Ilustrasi ziarah kubur. (Pexels.com/Meruyert Gonullu)
Dalam kitab Nihayah al-Muhtaj, Imam ar-Ramli berpendapat:
“Dimakruhkan ziarah kubur bagi para perempuan, karena larutnya mereka dalam kesedihan. Dan tidak sampai haram hukumnya, karena ada riwayat hadis dari Aisyah beliau berkata: “Saya bertanya kepada baginda Rasulullah, apa yang saya ucapkan jika saya berziarah kubur wahai Rasulullah? Rasulullah menjawab: “Ucapkanlah: “Assalamu ‘ala ahli al-dar minal mukminin wal muslimin, wa yarhamullahu al-mustaqdimin wal-musta’khirin, wa innaa insyaAllahu bikum laahiqun”. Ada yang mengatakan haram karena terdapat hadis: “Allah melaknat perempuan yang berziarah kubur”, namun keharaman ini terjadi jika perempuan peziarah tersebut sampai menangis-nangis, menyebutkan semua kebaikan orang yang diziarahinya, seperti kebiasaan perempuan pada umumnya, atau jika ia keluar dari rumahnya ada unsur keharaman. Dan adapula yang mengatakan perempuan berziarah hukumnya mubah. Hal ini jika olehnya perempuan berziarah tersebut tidak menimbulkan fitnah. Perbedaan hukum di atas berlaku untuk selain kuburan para nabi. Menziarahi kuburan para nabi hukumnya sunah, baik untuk laki-laki ataupun perempuan. Begitu juga hukumnya sunah seperti berziarah kuburan para nabi adalah berziarah pada kuburan orang-orang saleh, para wali dan ulama."

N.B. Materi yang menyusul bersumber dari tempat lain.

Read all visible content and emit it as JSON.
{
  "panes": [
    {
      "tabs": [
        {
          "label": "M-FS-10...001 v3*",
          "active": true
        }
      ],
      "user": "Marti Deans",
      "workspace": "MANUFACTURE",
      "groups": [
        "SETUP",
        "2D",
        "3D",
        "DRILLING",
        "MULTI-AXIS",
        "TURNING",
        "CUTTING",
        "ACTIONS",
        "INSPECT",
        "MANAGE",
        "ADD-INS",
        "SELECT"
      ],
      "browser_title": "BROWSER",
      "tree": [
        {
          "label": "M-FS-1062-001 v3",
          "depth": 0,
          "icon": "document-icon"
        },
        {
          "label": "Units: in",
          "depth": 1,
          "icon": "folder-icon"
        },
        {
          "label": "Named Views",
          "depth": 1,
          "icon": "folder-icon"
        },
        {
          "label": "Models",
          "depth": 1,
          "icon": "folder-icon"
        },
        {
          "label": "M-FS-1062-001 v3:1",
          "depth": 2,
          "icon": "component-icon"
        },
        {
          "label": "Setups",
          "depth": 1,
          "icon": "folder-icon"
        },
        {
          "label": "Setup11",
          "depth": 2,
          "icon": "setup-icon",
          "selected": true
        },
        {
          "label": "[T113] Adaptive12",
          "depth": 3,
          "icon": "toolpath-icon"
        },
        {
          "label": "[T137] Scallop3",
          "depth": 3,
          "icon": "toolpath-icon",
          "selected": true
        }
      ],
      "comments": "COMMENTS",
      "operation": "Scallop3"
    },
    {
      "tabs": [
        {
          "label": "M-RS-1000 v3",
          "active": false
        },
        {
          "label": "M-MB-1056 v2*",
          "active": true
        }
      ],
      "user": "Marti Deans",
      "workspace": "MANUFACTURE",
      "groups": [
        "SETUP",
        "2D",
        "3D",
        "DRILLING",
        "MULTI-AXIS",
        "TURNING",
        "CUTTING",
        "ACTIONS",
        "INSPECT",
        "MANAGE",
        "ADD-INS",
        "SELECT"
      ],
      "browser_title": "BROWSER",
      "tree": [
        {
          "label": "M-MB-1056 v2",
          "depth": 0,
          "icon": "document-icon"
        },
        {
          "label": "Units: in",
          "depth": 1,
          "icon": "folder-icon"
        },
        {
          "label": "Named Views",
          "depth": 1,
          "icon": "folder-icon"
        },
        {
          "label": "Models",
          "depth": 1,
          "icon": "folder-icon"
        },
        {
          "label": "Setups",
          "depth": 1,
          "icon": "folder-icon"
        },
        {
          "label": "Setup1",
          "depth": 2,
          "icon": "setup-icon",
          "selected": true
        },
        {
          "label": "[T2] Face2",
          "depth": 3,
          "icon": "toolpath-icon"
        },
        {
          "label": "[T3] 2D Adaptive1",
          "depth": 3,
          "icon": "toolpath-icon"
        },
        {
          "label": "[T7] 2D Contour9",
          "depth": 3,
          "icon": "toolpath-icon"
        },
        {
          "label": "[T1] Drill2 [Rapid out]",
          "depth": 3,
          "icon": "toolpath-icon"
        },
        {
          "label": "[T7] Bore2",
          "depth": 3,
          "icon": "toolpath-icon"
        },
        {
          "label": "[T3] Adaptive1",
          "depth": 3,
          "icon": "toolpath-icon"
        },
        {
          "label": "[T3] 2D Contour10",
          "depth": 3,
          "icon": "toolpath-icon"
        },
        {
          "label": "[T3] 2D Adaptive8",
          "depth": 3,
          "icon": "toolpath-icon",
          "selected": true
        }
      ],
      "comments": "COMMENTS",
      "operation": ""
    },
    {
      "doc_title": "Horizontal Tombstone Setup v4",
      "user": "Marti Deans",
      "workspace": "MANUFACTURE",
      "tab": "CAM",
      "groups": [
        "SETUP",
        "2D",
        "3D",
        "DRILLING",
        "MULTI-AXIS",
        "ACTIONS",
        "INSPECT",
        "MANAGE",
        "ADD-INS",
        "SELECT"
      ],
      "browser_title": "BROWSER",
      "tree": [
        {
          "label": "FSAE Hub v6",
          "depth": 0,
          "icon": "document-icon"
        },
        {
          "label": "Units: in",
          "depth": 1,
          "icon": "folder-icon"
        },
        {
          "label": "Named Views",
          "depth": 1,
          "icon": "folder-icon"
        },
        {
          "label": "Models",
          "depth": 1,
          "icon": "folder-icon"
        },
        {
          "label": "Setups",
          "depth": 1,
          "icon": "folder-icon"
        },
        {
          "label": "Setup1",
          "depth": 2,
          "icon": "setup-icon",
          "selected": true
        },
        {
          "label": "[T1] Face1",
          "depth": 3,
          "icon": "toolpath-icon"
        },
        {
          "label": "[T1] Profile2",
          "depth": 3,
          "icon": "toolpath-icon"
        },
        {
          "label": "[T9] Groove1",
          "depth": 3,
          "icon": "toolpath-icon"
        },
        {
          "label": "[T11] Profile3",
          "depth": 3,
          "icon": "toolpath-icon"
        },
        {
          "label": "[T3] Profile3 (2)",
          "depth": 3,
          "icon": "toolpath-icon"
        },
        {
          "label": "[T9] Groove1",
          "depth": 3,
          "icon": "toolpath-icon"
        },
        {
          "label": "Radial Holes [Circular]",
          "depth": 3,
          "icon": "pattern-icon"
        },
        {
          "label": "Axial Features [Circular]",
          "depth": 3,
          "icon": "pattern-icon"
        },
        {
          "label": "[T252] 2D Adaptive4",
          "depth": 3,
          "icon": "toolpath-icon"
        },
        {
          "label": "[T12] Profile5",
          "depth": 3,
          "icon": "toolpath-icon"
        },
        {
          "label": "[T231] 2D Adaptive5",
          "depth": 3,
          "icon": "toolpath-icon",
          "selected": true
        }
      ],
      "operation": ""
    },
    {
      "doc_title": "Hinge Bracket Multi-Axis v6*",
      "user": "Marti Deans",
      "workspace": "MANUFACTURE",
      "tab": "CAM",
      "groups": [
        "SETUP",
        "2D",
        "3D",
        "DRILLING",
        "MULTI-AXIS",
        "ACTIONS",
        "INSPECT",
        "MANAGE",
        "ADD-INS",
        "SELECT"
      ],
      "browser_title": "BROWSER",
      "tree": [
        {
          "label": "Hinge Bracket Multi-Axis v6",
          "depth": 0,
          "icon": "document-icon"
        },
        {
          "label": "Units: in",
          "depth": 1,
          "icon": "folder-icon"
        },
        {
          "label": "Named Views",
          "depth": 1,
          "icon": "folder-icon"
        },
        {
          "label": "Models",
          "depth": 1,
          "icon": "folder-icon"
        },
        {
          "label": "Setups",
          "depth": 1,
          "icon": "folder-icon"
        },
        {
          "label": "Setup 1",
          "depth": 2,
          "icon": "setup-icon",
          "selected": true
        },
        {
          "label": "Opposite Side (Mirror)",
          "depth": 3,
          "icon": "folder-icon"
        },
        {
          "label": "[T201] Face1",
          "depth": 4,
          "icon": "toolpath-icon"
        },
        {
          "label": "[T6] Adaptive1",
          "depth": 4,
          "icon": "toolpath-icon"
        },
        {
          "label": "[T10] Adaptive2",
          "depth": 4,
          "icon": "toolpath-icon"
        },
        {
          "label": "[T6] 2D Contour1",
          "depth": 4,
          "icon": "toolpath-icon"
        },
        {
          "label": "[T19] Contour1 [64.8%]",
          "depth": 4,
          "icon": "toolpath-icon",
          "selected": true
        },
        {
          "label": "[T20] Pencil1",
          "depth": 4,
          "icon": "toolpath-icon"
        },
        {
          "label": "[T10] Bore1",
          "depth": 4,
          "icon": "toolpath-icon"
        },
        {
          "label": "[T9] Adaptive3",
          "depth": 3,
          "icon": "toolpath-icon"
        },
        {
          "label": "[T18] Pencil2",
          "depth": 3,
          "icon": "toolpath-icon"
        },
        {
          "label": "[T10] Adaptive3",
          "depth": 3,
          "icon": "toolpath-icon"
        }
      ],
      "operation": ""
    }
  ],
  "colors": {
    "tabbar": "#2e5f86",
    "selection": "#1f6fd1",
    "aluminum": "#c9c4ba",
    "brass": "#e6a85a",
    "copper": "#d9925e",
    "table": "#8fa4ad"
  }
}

Dari penjelasan di atas, dapat disimpulkan bahwa perempuan yang sedang haid tidak diharamkan untuk melakukan ziarah kubur, namun dianjurkan untuk tidak melakukannya. Sebagian ulama berpendapat bahwa perempuan haid berziarah kubur hukumnya makruh, sebuah perbuatan yang tidak mendatangkan dosa jika dilakukan, namun dianjurkan untuk ditinggalkan.
Di sisi lain, ada juga ulama yang berpendapat bahwa perempuan yang sedang haid berziarah kubur hukumnya mubah. Mubah berarti boleh dikerjakan dan boleh ditinggalkan tanpa konsekuensi dosa atau pahala.